When Connell refused to sign this agreement, Local 100 stationed a single picket at one of Connell's major construction sites. About 150 workers walked off the job, and construction halted. Connell filed suit in state court to enjoin the picketing as a violation of Texas antitrust laws. Local 100 removed the case to federal court. Connell then signed the subcontracting agreement under protest. It amended its complaint to claim that the

Page 621

agreement violated §§ 1 and 2 of the Sherman Act, 26 Stat. 209, as amended, 15 U.S.C. §§ 1 and 2, and was therefore invalid. Connell sought a declaration to this effect and an injunction against any further efforts to force it to sign such an agreement.

By the time the case went to trial, Local 100 had submitted identical agreements to a number of other general contractors in Dallas. Five others had signed, and the union was waging a selective picketing compaign against those who resisted.
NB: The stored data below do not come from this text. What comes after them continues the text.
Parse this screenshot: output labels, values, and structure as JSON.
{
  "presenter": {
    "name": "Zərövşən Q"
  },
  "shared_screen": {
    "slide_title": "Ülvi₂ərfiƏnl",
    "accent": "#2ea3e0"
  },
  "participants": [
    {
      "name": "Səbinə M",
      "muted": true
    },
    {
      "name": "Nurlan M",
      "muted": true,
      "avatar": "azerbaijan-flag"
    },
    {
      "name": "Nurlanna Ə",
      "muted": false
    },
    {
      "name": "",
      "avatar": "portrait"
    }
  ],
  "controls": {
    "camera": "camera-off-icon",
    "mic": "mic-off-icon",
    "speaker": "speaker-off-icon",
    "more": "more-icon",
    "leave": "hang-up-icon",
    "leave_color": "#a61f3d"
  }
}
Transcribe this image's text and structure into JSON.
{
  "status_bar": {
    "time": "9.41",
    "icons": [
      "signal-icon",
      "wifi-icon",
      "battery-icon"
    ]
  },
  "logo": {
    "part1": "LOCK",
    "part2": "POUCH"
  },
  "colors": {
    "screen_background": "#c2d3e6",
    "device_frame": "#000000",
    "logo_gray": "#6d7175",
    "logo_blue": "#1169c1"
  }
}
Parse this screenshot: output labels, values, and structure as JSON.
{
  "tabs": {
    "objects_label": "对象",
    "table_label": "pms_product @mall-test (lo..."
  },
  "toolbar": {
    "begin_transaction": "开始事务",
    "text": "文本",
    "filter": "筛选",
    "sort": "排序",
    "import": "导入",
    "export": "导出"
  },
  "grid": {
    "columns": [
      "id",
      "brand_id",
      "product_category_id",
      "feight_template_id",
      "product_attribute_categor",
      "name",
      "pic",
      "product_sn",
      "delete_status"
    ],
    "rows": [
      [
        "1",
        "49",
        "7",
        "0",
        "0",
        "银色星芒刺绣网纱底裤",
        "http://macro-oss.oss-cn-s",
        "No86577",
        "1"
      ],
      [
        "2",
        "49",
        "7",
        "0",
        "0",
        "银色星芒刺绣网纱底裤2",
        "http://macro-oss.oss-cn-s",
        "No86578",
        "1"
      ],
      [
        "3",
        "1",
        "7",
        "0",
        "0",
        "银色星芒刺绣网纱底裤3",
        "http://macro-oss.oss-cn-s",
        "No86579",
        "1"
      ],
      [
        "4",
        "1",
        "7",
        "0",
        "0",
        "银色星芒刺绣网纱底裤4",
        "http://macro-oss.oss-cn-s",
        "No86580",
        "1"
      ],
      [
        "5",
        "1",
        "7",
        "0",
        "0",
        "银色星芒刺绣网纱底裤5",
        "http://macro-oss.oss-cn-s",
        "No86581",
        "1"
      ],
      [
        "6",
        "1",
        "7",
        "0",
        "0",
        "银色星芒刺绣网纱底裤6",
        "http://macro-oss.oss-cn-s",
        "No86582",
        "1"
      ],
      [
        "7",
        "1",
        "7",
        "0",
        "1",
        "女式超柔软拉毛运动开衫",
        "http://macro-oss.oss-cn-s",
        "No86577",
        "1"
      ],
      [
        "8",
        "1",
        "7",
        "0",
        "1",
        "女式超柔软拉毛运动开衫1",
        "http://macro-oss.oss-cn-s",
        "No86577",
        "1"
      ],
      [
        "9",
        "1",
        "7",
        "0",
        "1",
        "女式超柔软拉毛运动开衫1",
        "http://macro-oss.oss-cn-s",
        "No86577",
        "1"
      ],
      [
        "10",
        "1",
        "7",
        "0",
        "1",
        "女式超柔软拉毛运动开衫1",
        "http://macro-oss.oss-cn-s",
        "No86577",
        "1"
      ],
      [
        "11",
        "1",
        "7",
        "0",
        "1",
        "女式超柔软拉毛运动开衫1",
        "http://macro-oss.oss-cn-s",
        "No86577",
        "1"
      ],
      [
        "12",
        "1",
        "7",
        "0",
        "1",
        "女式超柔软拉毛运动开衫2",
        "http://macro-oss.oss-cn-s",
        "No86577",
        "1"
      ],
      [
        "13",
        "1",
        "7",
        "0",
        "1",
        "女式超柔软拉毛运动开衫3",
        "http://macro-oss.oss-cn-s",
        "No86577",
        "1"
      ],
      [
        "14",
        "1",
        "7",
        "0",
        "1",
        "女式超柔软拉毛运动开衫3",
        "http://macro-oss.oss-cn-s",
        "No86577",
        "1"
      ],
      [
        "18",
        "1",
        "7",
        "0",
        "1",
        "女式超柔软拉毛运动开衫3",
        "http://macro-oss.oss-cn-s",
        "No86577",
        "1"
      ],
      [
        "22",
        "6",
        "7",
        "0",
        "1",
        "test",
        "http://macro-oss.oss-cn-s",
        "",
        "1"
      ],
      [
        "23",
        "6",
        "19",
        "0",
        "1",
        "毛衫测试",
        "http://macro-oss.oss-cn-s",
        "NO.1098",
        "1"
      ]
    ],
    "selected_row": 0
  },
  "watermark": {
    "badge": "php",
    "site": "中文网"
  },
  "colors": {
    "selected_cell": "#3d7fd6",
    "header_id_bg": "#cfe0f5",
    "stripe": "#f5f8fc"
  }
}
The District Court held that the subcontracting agreement was exempt from federal antitrust laws because it was authorized by the construction industry proviso to § 8(e) of the National Labor Relations Act, 49 Stat. 452, as added, 73 Stat. 543, 29 U.S.C. § 158(e). The court also held that federal labor legislation pre-empted the State's antitrust laws. 78 L.R.R.M. 3012 (ND Tex.1971). The Court of Appeals for the Fifth Circuit affirmed, 483 F.2d 1154 (1973), with one judge dissenting. It held that Local 100's goal of organizing nonunion subcontractors was a legitimate union interest and that its efforts toward that goal were therefore exempt from federal antitrust laws. On the second issue, it held that state law...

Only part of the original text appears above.